Nebraska grazing land values surge 13%

By Scout Nelson

In 2024, Nebraska's agricultural sector witnessed a significant uptick in land values, particularly in grazing land, as per the preliminary results for the state's ag land and rental rates. The market value for all agricultural land in Nebraska averaged $4,015 per acre, marking a 5% increase from the previous year. The real standout was grazing land, which saw remarkable increases ranging from 6% to 8%.

Non-tillable grazing land surged by an impressive 13% in certain districts, including the North, East, Southwest, and Southeast regions. For example, non-tillable grazing land in the North now averages around $982 per acre, showcasing the robustness of the market in these areas.

This surge in grazing land values is attributed to various factors, with cow-calf producers benefiting notably from higher prices. The increase in cow-calf prices has incentivized investment in grazing land, particularly in competitive areas of the state. As a result, both tillable grazing land and hayland also experienced gains, albeit slightly lower at 7% and 6%, respectively.

The positive momentum didn't stop at land values; rental rates for pasture and cow-calf pairs also saw an upward trend across Nebraska in 2024. Rates increased by an average of 5% to 8% compared to the previous grazing season. For instance, in the northern part of the state, the average per pair rate rose to $73.95, reflecting a 6% change from the previous year.

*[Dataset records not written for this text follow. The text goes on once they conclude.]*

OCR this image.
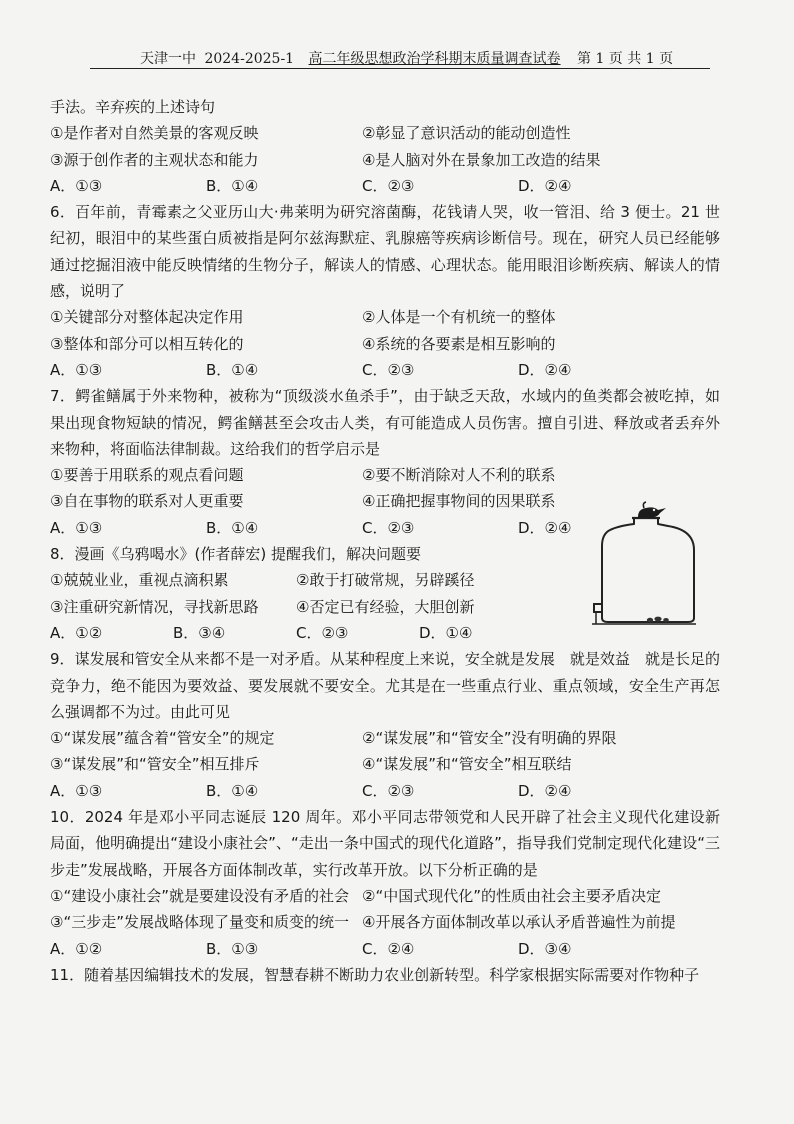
天津一中 2024-2025-1 高二年级思想政治学科期末质量调查试卷 第 1 页 共 1 页

手法。辛弃疾的上述诗句

①是作者对自然美景的客观反映	②彰显了意识活动的能动创造性
③源于创作者的主观状态和能力	④是人脑对外在景象加工改造的结果
A．①③	B．①④	C．②③	D．②④

6．百年前，青霉素之父亚历山大·弗莱明为研究溶菌酶，花钱请人哭，收一管泪、给 3 便士。21 世纪初，眼泪中的某些蛋白质被指是阿尔兹海默症、乳腺癌等疾病诊断信号。现在，研究人员已经能够通过挖掘泪液中能反映情绪的生物分子，解读人的情感、心理状态。能用眼泪诊断疾病、解读人的情感，说明了

①关键部分对整体起决定作用	②人体是一个有机统一的整体
③整体和部分可以相互转化的	④系统的各要素是相互影响的
A．①③	B．①④	C．②③	D．②④

7．鳄雀鳝属于外来物种，被称为“顶级淡水鱼杀手”，由于缺乏天敌，水域内的鱼类都会被吃掉，如果出现食物短缺的情况，鳄雀鳝甚至会攻击人类，有可能造成人员伤害。擅自引进、释放或者丢弃外来物种，将面临法律制裁。这给我们的哲学启示是

①要善于用联系的观点看问题	②要不断消除对人不利的联系
③自在事物的联系对人更重要	④正确把握事物间的因果联系
A．①③	B．①④	C．②③	D．②④

8．漫画《乌鸦喝水》(作者薛宏) 提醒我们，解决问题要

①兢兢业业，重视点滴积累	②敢于打破常规，另辟蹊径
③注重研究新情况，寻找新思路	④否定已有经验，大胆创新
A．①②	B．③④	C．②③	D．①④

9．谋发展和管安全从来都不是一对矛盾。从某种程度上来说，安全就是发展　就是效益　就是长足的竞争力，绝不能因为要效益、要发展就不要安全。尤其是在一些重点行业、重点领域，安全生产再怎么强调都不为过。由此可见

①“谋发展”蕴含着“管安全”的规定	②“谋发展”和“管安全”没有明确的界限
③“谋发展”和“管安全”相互排斥	④“谋发展”和“管安全”相互联结
A．①③	B．①④	C．②③	D．②④

10．2024 年是邓小平同志诞辰 120 周年。邓小平同志带领党和人民开辟了社会主义现代化建设新局面，他明确提出“建设小康社会”、“走出一条中国式的现代化道路”，指导我们党制定现代化建设“三步走”发展战略，开展各方面体制改革，实行改革开放。以下分析正确的是

①“建设小康社会”就是要建设没有矛盾的社会 ②“中国式现代化”的性质由社会主要矛盾决定
③“三步走”发展战略体现了量变和质变的统一 ④开展各方面体制改革以承认矛盾普遍性为前提
A．①②	B．①③	C．②④	D．③④

11．随着基因编辑技术的发展，智慧春耕不断助力农业创新转型。科学家根据实际需要对作物种子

Several factors are influencing this surge in rental rates. The decline in national cattle inventories has led to higher cattle prices, prompting landlords to adjust rental rates accordingly. Considerations for drought conditions in the upcoming growing season have prompted discussions around early removal provisions in leases.

Lease negotiations are becoming increasingly important, with both landlords and tenants seeking favorable terms. Key considerations include responsibilities for fencing upkeep, control of noxious weeds or brush, and the payment of utility bills used for livestock wells. With grazing land cash rental rates on the rise, negotiating these terms effectively is crucial for both parties involved.

The agricultural landscape in Nebraska is experiencing a period of growth and prosperity, driven by rising land values and rental rates. For stakeholders in the sector, whether landowners or tenants, understanding these market dynamics and engaging in informed negotiations will be key to maximizing returns and ensuring sustainable growth in the years to come.